I recently read Alaa Al Aswany’s The Yacoubian Building for this month’s group read over at Slaves of Golconda; indeed, I finished it weeks ago, but have been too busy with my house renovations to write a post; today, for example, I spent several hours scraping 18 layers of wallpaper off brick.
Well, that’s what I’ve been telling myself; the fact is, I can’t think of almost anything to say about this novel. It was alright; it mildly irked me and mildly moved me but mostly failed to register an impression at all.
Like Rohan, I found myself, to my surprise, quite touched by the fragile tenderness Busayna and Zaki ultimately create in spite of the hardness of everyone around them. Their unlikely affair made the rest of the book, which generally seemed flatly allegorical to me, something more complicated and more interesting than a thinly veiled commentary on Egypt’s particular political situation in 1990. If that’s what it is; I’m afraid I don’t know enough about Egypt to be certain if my hunch about this novel is correct; I do know that I think as a novel about individual human characters, it’s mostly unconvincing except, like I said, with regard to Busayna and Zaki–but only when they’re together. Their narrative paths, prior to their convergence, didn’t interest me much.

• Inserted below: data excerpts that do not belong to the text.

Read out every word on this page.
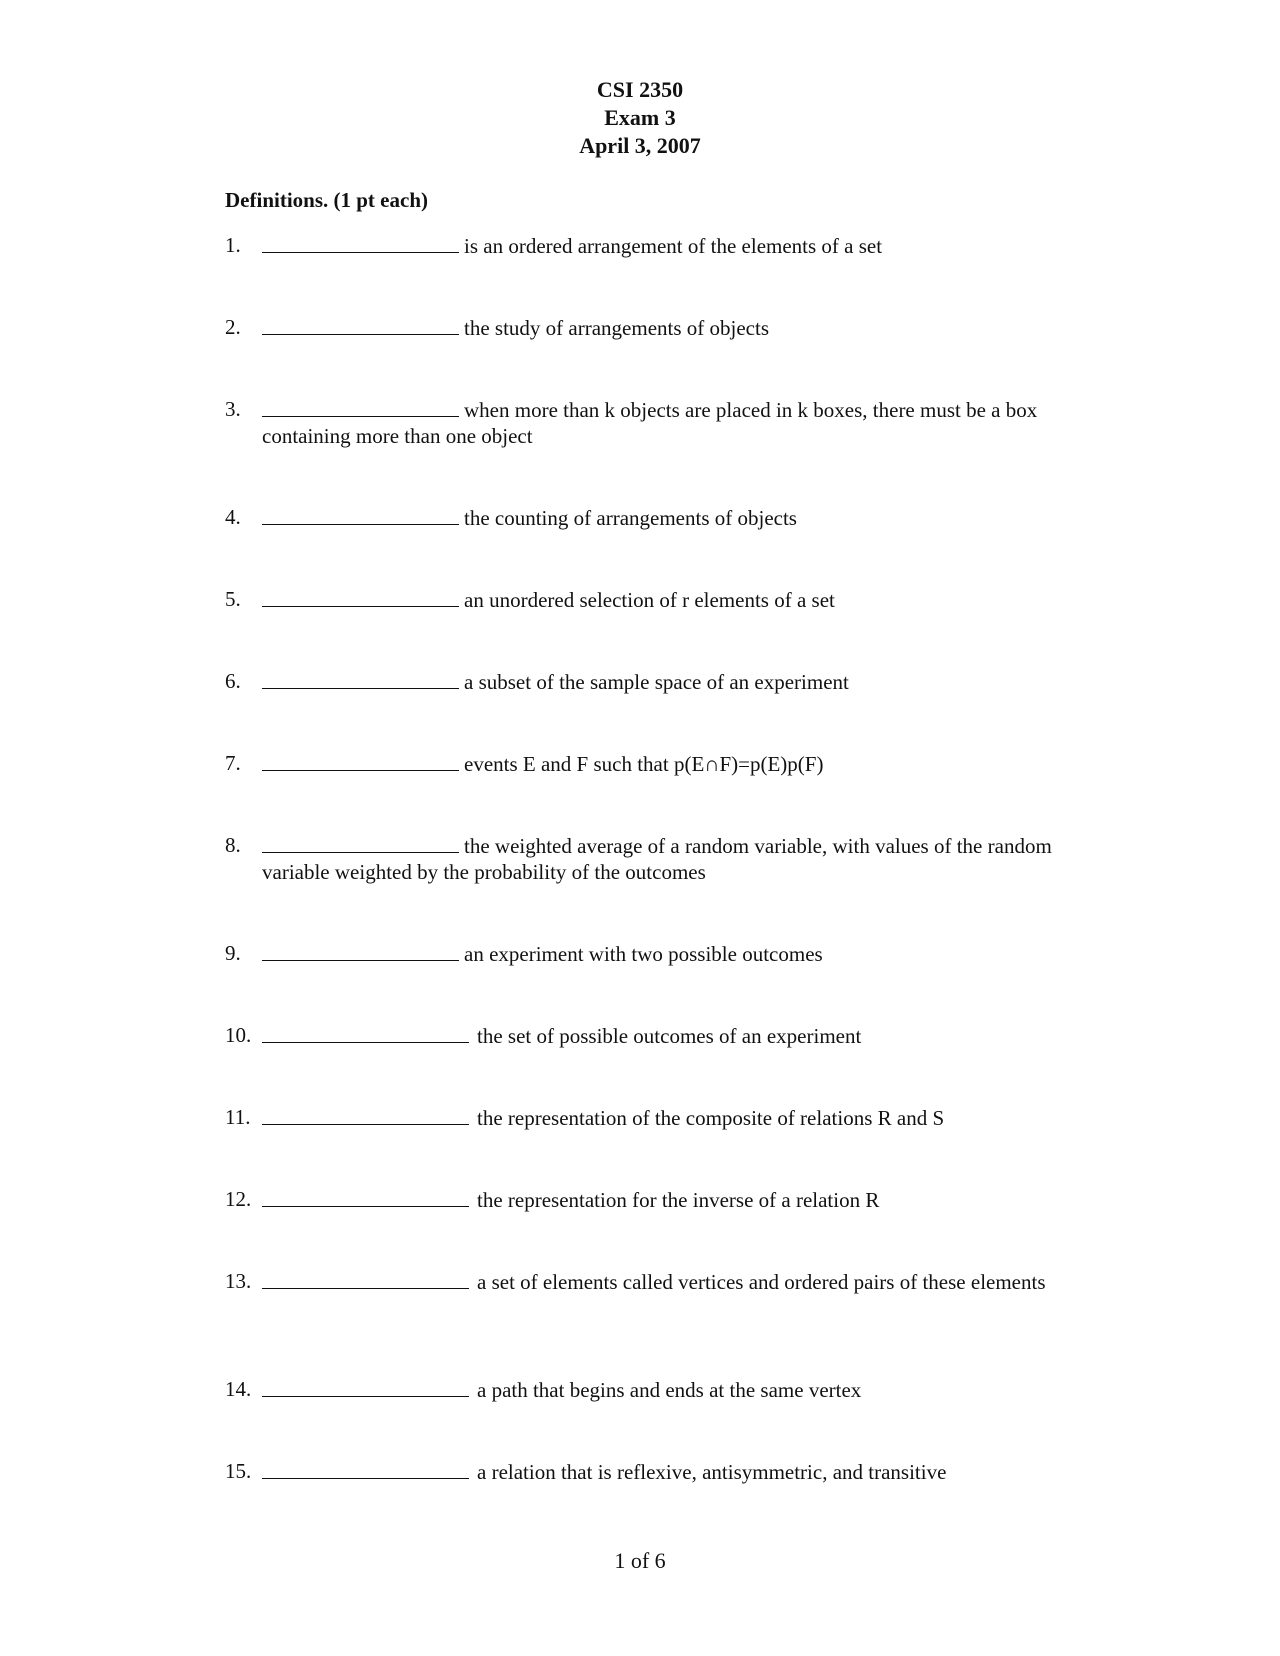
CSI 2350
Exam 3
April 3, 2007
Definitions. (1 pt each)
1.	is an ordered arrangement of the elements of a set
2.	the study of arrangements of objects
3.	when more than k objects are placed in k boxes, there must be a box containing more than one object
4.	the counting of arrangements of objects
5.	an unordered selection of r elements of a set
6.	a subset of the sample space of an experiment
7.	events E and F such that p(E∩F)=p(E)p(F)
8.	the weighted average of a random variable, with values of the random variable weighted by the probability of the outcomes
9.	an experiment with two possible outcomes
10.	the set of possible outcomes of an experiment
11.	the representation of the composite of relations R and S
12.	the representation for the inverse of a relation R
13.	a set of elements called vertices and ordered pairs of these elements
14.	a path that begins and ends at the same vertex
15.	a relation that is reflexive, antisymmetric, and transitive
1 of 6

Like Stefanie, I found Al Aswany’s (or his narrator’s) lectures on what makes women happy, and weird notions about how homosexuality happens, to be alternately unpalatable and shockingly dull. Al Aswany abandons such outdated philosophizing about what makes the ladies and the gays tick about halfway through the novel, and it becomes increasingly readable; but this shift also makes the novel quite inconsistent overall. And while I don’t know how much quality was either lost or gained by the work of the translator, I’m pretty sure that the inconsistencies in focus–humans generally vs. carefully thought out characters–are the author’s responsibility entirely.
More damning than either flat characters or an irritatingly unstable tone, however, is that I’ve already forgotten much of The Yacoubian Building. It’s not sticking with me; it’s made no particular impression on my brain save for Busayna and Zaki. I’m fairly sure that in five years time the only way I’ll be able to say with any certainty that I ever even read this novel is by checking back here. And that’s a damned shame.
It is a rather forgettable book, I agree. Someone commented on my post that he had read it a few years ago and remembered almost nothing about it. It was a bestseller in Egypt, maybe it feels more relevant there, but doesn’t quite have enough going for it to translate beyond the local.